🌟🌟🌟🌟
Que la vida social es una farsa ya lo sabían los antiguos griegos, y supongo que los antiguos sumerios también, como añadiría Javier Cansado. Desde que me levanto por la mañana hasta que llega la hora de la película, no dejo de interpretar este papel de cuarentón abrumado por la vida. Tengo, además, para mayor disimulo, unas sienes plateadas que los dioses me regalaron por un cumpleaños, y unas gafas de pasta que me hacen parecer más inteligente de lo que soy. Y este gesto adusto que algunos confunden con la profundidad de pensamiento, y que sólo es bostezo y ganas de salir pitando de la escena. Mis poses no provienen de la maldad del narcisista, ni del cálculo del tramposo, sino del humilde anhelo de quien desea sobrevivir sin problemas, y que lo le dejen en paz el mayor tiempo posible.

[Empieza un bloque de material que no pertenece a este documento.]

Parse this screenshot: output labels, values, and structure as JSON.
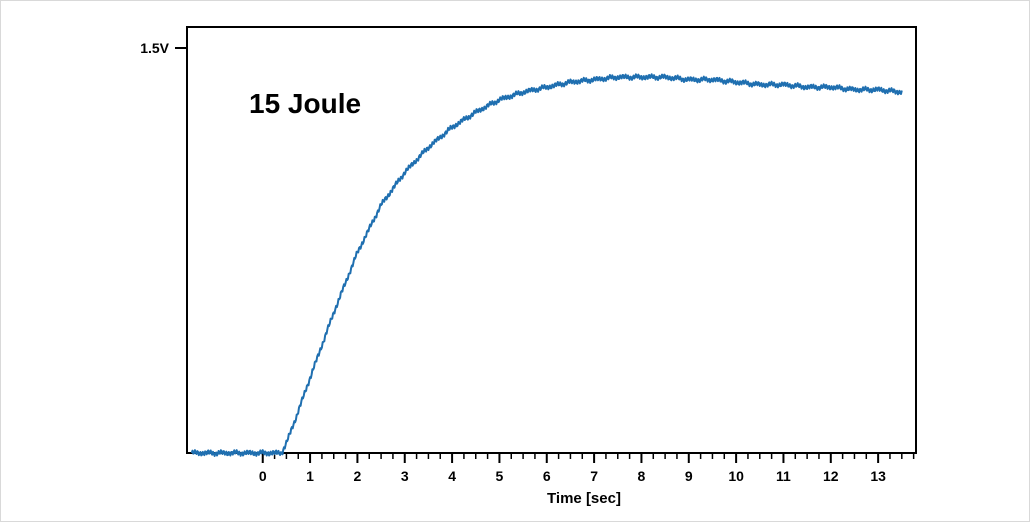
{
  "chart_data": {
    "type": "line",
    "annotation": "15 Joule",
    "xlabel": "Time [sec]",
    "ylabel": "",
    "y_tick_label": "1.5V",
    "y_tick_value": 1.5,
    "xlim": [
      -1.6,
      13.8
    ],
    "ylim": [
      0,
      1.7
    ],
    "x_ticks": [
      "0",
      "1",
      "2",
      "3",
      "4",
      "5",
      "6",
      "7",
      "8",
      "9",
      "10",
      "11",
      "12",
      "13"
    ],
    "x_tick_values": [
      0,
      1,
      2,
      3,
      4,
      5,
      6,
      7,
      8,
      9,
      10,
      11,
      12,
      13
    ],
    "grid": false,
    "line_color": "#1f6fb0",
    "series": [
      {
        "x": [
          -1.5,
          -1,
          -0.5,
          0,
          0.4,
          0.5,
          0.7,
          1,
          1.5,
          2,
          2.5,
          3,
          3.5,
          4,
          4.5,
          5,
          5.5,
          6,
          6.5,
          7,
          7.5,
          8,
          8.5,
          9,
          9.5,
          10,
          10.5,
          11,
          11.5,
          12,
          12.5,
          13,
          13.5
        ],
        "values": [
          0.0,
          0.0,
          0.0,
          0.0,
          0.0,
          0.04,
          0.14,
          0.3,
          0.56,
          0.8,
          0.99,
          1.12,
          1.22,
          1.3,
          1.36,
          1.41,
          1.44,
          1.46,
          1.48,
          1.49,
          1.5,
          1.5,
          1.5,
          1.49,
          1.49,
          1.48,
          1.47,
          1.47,
          1.46,
          1.46,
          1.45,
          1.45,
          1.44
        ]
      }
    ]
  }
}
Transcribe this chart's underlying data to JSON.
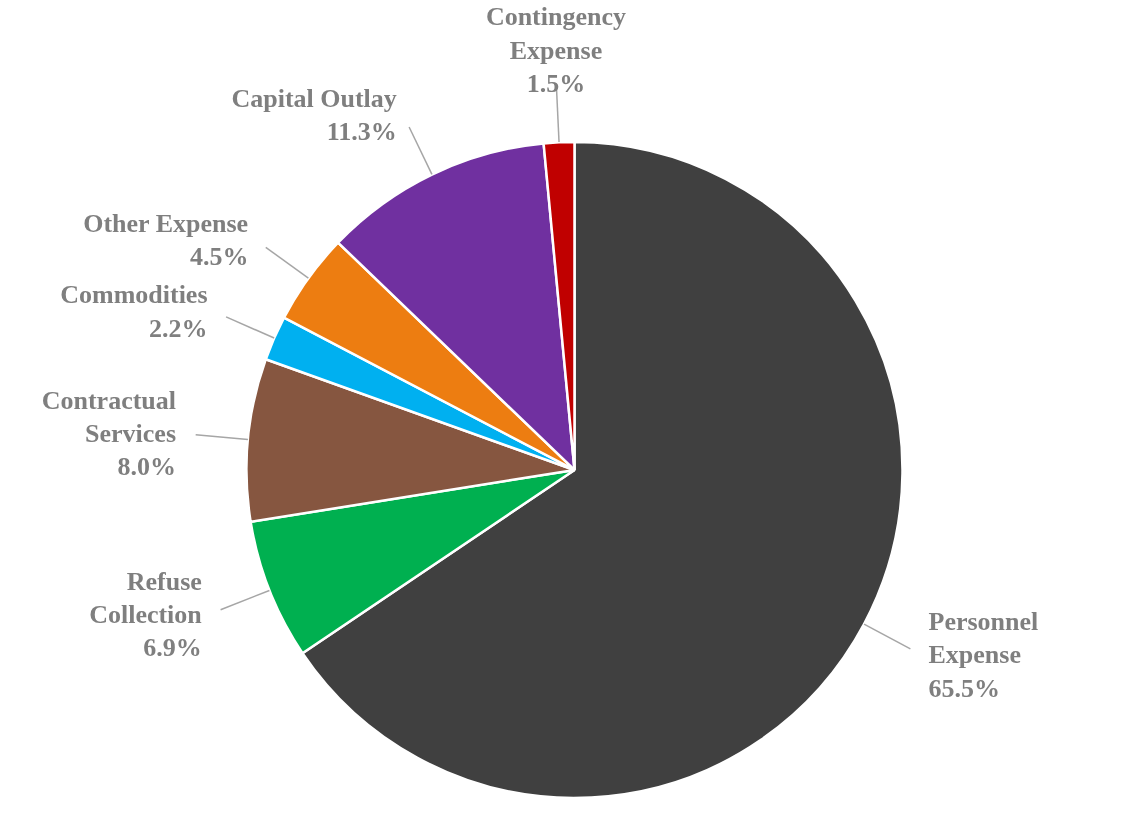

Nunca salgo de casa sin llevar un juego completo de máscaras, porque cada contexto requiere de una farsa, de un papel concreto con unas líneas de guion determinadas. Las máscaras son un fastidio, y un esfuerzo, y no dejo de contar las horas que faltan para volver a guardarlas en el armario, junto a los calzoncillos y los calcetines. Sólo cuando llego al sofá nocturno puedo despojarme de ellas, y volver a ser el hombre de la expresión sincera y natural. En la soledad de la habitación nadie me observa ni me calcula. Sólo los dioses de Invernalia, a los que elevo de vez en cuando mis plegarias. A solas con mi película puedo volver a ser el imbécil genuino de toda la vida. El niño, el adolescente, el inmaduro, el mentecato. Me entrego a la función diaria con el alma limpia y el corazón en la mano, como se entregan las monjas a Jesucristo, o las chavalas al chico rubio del instituto. Mis reacciones ante lo que veo son las únicas sinceras de toda la jornada. Si alguien pudiera verme por el ojo de la cerradura, accedería de inmediato al sanctasanctórum de mis verdaderos pensamientos. Otros se muestran tal como son cuando follan, o cuando conducen, o cuando toman tres copas de más con los amigos. Yo sólo soy yo mismo con un mando a distancia en la mano, y unos auriculares bien calados en los orejones.
Hoy, por ejemplo, si alguien hubiera escuchado mis carcajadas mientras veía Supersalidos, habría comprendido inmediatamente que el adulto de cuarenta y dos años vive fuera de la habitación, en el pasillo, o en la cocina, preparando la comida de mañana, holograma falsario de mi triste realidad, y que es el adolescente irreductible quien se lo está pasando bomba con los chistes de guarrerías y las caricaturas de los penes. Nada ha cambiado desde los tiempos de Porky's, de cuando iba con los amigos al videoclub para echar unas risas y ver alguna teta subrepticia. Supersalidos es un Porky's más trabajado, más ocurrente, pero en esencia sigue siendo el mismo humor simplón y deslenguado, colegial y cochinoso. Nadie cambia, nadie madura, nadie se mueve ni un centímetro de sus posiciones iniciales. Sólo aprendemos a fingir y a disimular, para que nadie se ría de nosotros. Eso también lo sabían los griegos, y los sumerios antes que ellos, apunta por aquí don Javier.